“It’s not a lie… if you believe it…”

(Post title courtesy of one G. Costanza)

This is a fascinating article… In my search for information about marathon running, I came across this New Yorker story about Kip Litton (magnificently written by Mark Singer), a Michigan dentist who apparently cheated his way to the top of several 26.2 mile runs. The Marathon details are irrelevant; it’s a bewildering story about what great lengths some people will go to in order to LIE about themselves and their accomplishments. Unreal.

I had a childhood friend that I cared for a great deal, one with whom I had to part ways years ago after I simply couldn’t tolerate any more of his unbelievably elaborate (yet totally transparent) bullshit stories. It was a pathological sickness, to be sure, and even when he was busted numerous times (embarrassingly doesn’t even BEGIN to describe it) by simple connect-the-dots logic, he still couldn’t stop himself. It was hard to relinquish that friendship, really, because he was otherwise such a decent person and a good friend. Like Kip Litton, he couldn’t grasp the concept that you DON’T have to be absolutely fucking top-of-the-line phenomenal in order to be pretty gosh-darn great.

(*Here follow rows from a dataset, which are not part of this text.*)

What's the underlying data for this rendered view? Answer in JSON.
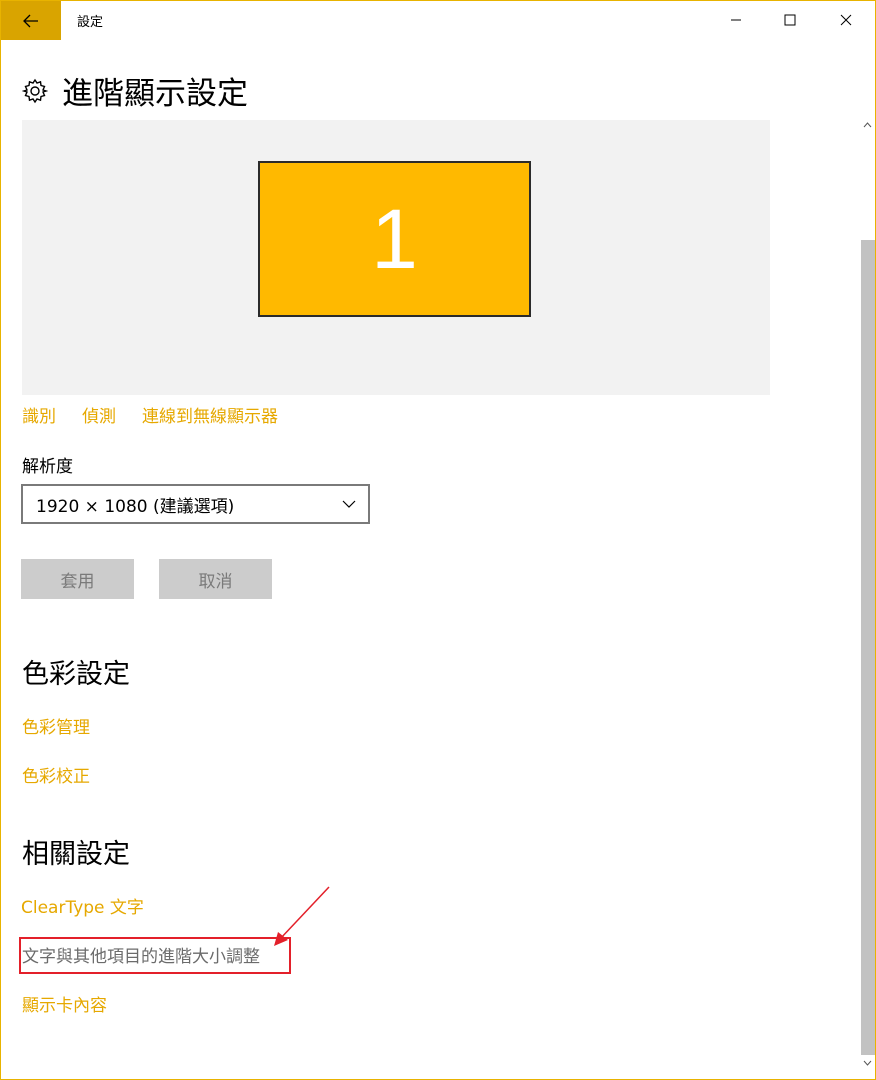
{
  "window": {
    "title": "設定",
    "accent_color": "#ffb900"
  },
  "header": {
    "icon": "gear-icon",
    "title": "進階顯示設定"
  },
  "display": {
    "monitor_number": "1"
  },
  "display_actions": {
    "identify": "識別",
    "detect": "偵測",
    "connect_wireless": "連線到無線顯示器"
  },
  "resolution": {
    "label": "解析度",
    "selected": "1920 × 1080 (建議選項)"
  },
  "buttons": {
    "apply": "套用",
    "cancel": "取消"
  },
  "color_settings": {
    "heading": "色彩設定",
    "color_management": "色彩管理",
    "color_calibration": "色彩校正"
  },
  "related_settings": {
    "heading": "相關設定",
    "cleartype": "ClearType 文字",
    "advanced_sizing": "文字與其他項目的進階大小調整",
    "adapter_properties": "顯示卡內容"
  },
  "colors": {
    "link": "#e6a800",
    "highlight": "#e3202a"
  }
}
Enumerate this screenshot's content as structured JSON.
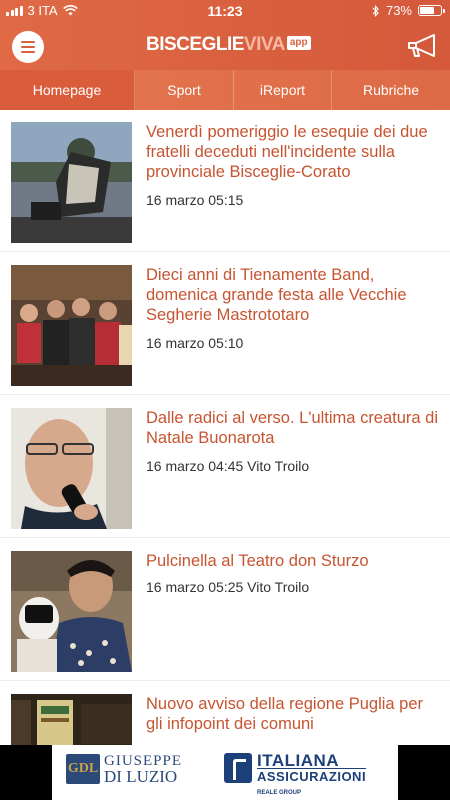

In creating his classic film Rashomon, legendary director Akira Kurosawa did not necessarily set out to thematically explore the subjectivity of truth, but rather bring the notion of fanatical self-delusion to the forefront. In his tale — a crime drama set in Feudal Japan — a roadside bandit played by Toshiro Mifune rapes a woman and kills her samurai husband, with a local woodcutter witness to the entire event. However, each of the four participants’ story differs wildly from the other (the dead samurai’s story is told via medium). The “true” story is elusive, and although some sort of sense and closure is made, everyone is exposed to be driven only by their own self-interests. Their own self-aggrandizement. Their own lies.

In reading Singer’s attempt to find some semblance of truth in Litton’s story, self-interest is still the biggest conclusion. Litton is evasive, mealy-mouthed, and detached. His stories change constantly, become Rube Goldbergian in their elaborations, and ultimately never for a second believable. But he sticks to the bullshit, no matter what. Perhaps he did run sub-3-hour marathons. But even if he didn’t — and I don’t believe he did by any means — even if he ran a four hour marathon, or five, or six, is that not enough accomplishment on its own? How much of your own honor are you willing to obliterate in order to gain exponentially larger (and monumentally false) glory and fame?

O quam cito transit gloria mundi… thus fades the glory of Kip Litton’s world.